After months of bids, doubt and backtracking, Wednesday (January 18) saw a New Jersey judge approve the official sale of Pier T at the Port of Long Beach. The 54% stake in the terminal will be sold to Total Terminals International (TTI) for a sum of USD $78 million. Switzerland-based Mediterranean Shipping Company (that TTI is a subsidiary of) now operates both Pier T at Long Beach and Terminal 46 at the Port of Seattle.

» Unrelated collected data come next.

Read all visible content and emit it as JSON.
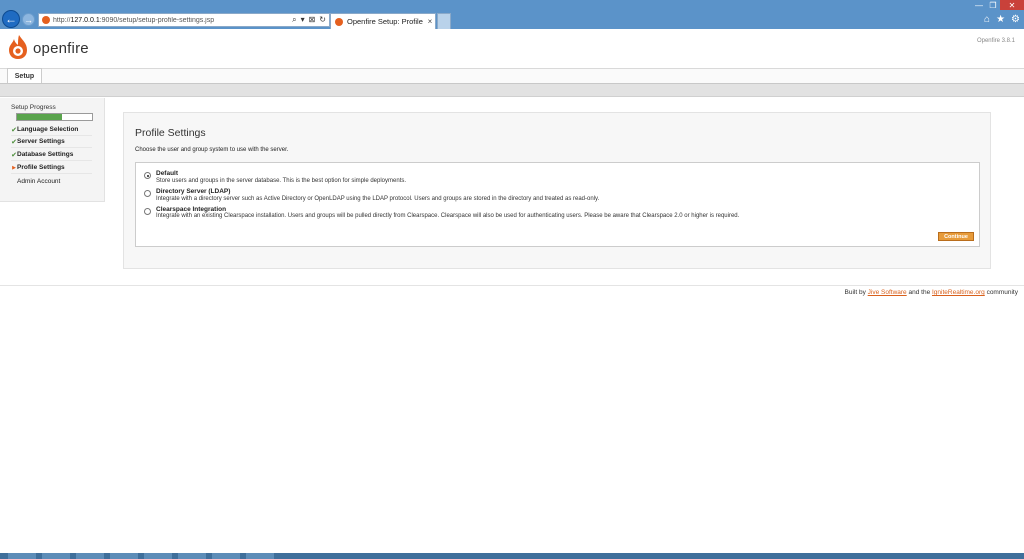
{
  "browser": {
    "url_prefix": "http://",
    "url_host": "127.0.0.1",
    "url_rest": ":9090/setup/setup-profile-settings.jsp",
    "tab_title": "Openfire Setup: Profile ...",
    "tab_close": "×",
    "back_glyph": "←",
    "forward_glyph": "→",
    "address_icons": [
      "⌕",
      "▾",
      "⊠",
      "↻"
    ],
    "window_controls": [
      "—",
      "❐",
      "✕"
    ],
    "toolbar_icons": [
      "⌂",
      "★",
      "⚙"
    ]
  },
  "header": {
    "logo_text": "openfire",
    "version": "Openfire 3.8.1",
    "tab_setup": "Setup"
  },
  "sidebar": {
    "title": "Setup Progress",
    "progress_fraction": 0.6,
    "progress_color": "#5aa44d",
    "steps": [
      {
        "label": "Language Selection",
        "state": "done",
        "mark": "✔"
      },
      {
        "label": "Server Settings",
        "state": "done",
        "mark": "✔"
      },
      {
        "label": "Database Settings",
        "state": "done",
        "mark": "✔"
      },
      {
        "label": "Profile Settings",
        "state": "current",
        "mark": "▶"
      },
      {
        "label": "Admin Account",
        "state": "pending",
        "mark": ""
      }
    ]
  },
  "main": {
    "title": "Profile Settings",
    "description": "Choose the user and group system to use with the server.",
    "options": [
      {
        "title": "Default",
        "description": "Store users and groups in the server database. This is the best option for simple deployments.",
        "checked": true
      },
      {
        "title": "Directory Server (LDAP)",
        "description": "Integrate with a directory server such as Active Directory or OpenLDAP using the LDAP protocol. Users and groups are stored in the directory and treated as read-only.",
        "checked": false
      },
      {
        "title": "Clearspace Integration",
        "description": "Integrate with an existing Clearspace installation. Users and groups will be pulled directly from Clearspace. Clearspace will also be used for authenticating users. Please be aware that Clearspace 2.0 or higher is required.",
        "checked": false
      }
    ],
    "continue_label": "Continue"
  },
  "footer": {
    "prefix": "Built by",
    "link1": "Jive Software",
    "middle": "and the",
    "link2": "IgniteRealtime.org",
    "suffix": "community"
  },
  "colors": {
    "chrome": "#5b93c9",
    "accent": "#e5601f",
    "button": "#e79b3a"
  }
}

South Korean company Hanjin, who were once the seventh largest shipping company in the world, filed for bankruptcy on August 31 2016 causing a global fallout across the supply chain. The bankruptcy had a detrimental effect on the Port of Long Beach, with cargo volumes dropping sharply since. Long Beach officials are seemingly placing their fate in the hands of MSC and TTI, hoping that the world’s second largest shipping company, and their alliance with other shippers, can improve the Port’s recent performances.
Reflecting on the sale, Lori Ann Guzman, President of Long Beach’s Harbour Commission said that the agreement “will help the industry. It will help this company and it will help individual workers”. Guzman went on to say that they want the Pier T to “remain one of our biggest assets”. Considering that Pier T alone brings in around $83.5 million a year, you can see why.
U.S. bankruptcy Judge John K. Sherwood said, “By not approving this deal, we all the run the risk that there is no money from Hanjin from this transaction.” The final decision follows a two-day trial, as well as a discussion in which Sherwood sought assurance from a South Korean judge that U.S. creditors won’t be treated unfairly.